Но «большой» дом от нас уплыл. Мы с отцом перебрались в район застройки восьмидесятых годов, который носил название Библиотечный, поскольку для укрепления культурной памяти все улицы в нем были названы в честь великих писателей: Вулф-роуд упиралась в Теннисон-сквер, авеню Мэри Шелли пересекалась с Кольридж-лейн. Мы жили на изгибе Теккерей-кресент; хотя творчество этого классика прошло мимо меня, оно вряд ли наложило свой отпечаток на здешние кварталы. Современные бледно-кирпичные строения с плоскими крышами отличались дугообразными стенами как снаружи, так и внутри; из самолетов, круживших над аэропортом, эти корпуса наверняка смотрелись скопищем жирных гусениц. «Какаш-татуаж», как выражался Ллойд. Когда мы сюда переехали (нас еще было четверо), отец заявил, что его пленили эти изгибы: мол, их свободная джазовая форма куда больше отвечала духу нашей семьи, чем помещения-коробчонки старого дома. Здесь как в маяке!

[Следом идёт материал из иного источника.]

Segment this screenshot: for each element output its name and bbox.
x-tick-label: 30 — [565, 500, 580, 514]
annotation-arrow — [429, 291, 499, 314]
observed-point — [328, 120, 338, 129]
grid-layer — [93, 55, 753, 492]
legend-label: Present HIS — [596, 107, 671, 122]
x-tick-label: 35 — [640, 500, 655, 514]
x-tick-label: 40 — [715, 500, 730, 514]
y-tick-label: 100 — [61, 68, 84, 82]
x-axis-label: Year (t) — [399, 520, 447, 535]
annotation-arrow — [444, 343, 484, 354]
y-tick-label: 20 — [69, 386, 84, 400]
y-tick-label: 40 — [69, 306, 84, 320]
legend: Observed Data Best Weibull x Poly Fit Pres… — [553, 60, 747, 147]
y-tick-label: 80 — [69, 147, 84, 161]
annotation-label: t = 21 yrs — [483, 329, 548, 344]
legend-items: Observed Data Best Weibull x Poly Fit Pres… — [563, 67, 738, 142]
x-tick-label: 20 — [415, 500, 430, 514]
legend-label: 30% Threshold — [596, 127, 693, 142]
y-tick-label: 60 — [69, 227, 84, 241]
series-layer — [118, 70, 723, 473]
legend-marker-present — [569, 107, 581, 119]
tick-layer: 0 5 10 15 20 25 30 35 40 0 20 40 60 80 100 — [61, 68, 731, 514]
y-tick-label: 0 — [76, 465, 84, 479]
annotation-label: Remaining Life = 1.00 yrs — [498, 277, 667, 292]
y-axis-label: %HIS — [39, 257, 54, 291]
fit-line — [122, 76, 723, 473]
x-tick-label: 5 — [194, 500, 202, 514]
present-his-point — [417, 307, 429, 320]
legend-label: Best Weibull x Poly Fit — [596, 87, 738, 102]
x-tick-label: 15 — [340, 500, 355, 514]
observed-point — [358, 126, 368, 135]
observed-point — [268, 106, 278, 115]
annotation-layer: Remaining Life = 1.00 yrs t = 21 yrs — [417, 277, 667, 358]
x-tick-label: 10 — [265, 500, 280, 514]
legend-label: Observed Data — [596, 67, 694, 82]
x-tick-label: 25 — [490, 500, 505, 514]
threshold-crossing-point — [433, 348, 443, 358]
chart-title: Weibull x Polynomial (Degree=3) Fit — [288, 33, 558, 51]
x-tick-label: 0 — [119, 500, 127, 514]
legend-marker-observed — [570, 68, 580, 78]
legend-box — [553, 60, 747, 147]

Пускай «Библиотечный» уже не производил впечатления футуристического района, пускай садики размером с обеденный стол утратили былую ухоженность, пускай по широким молчаливым тротуарам порой грохотала магазинная тележка мы вписывали новую страницу в историю своей семьи, а вдобавок обретали душевное спокойствие, какое дает жизнь по средствам. Да, нам с сестрой отводилась одна спальня на двоих, но двухъярусная койка это же здорово, да и потом, это ведь не на всю жизнь.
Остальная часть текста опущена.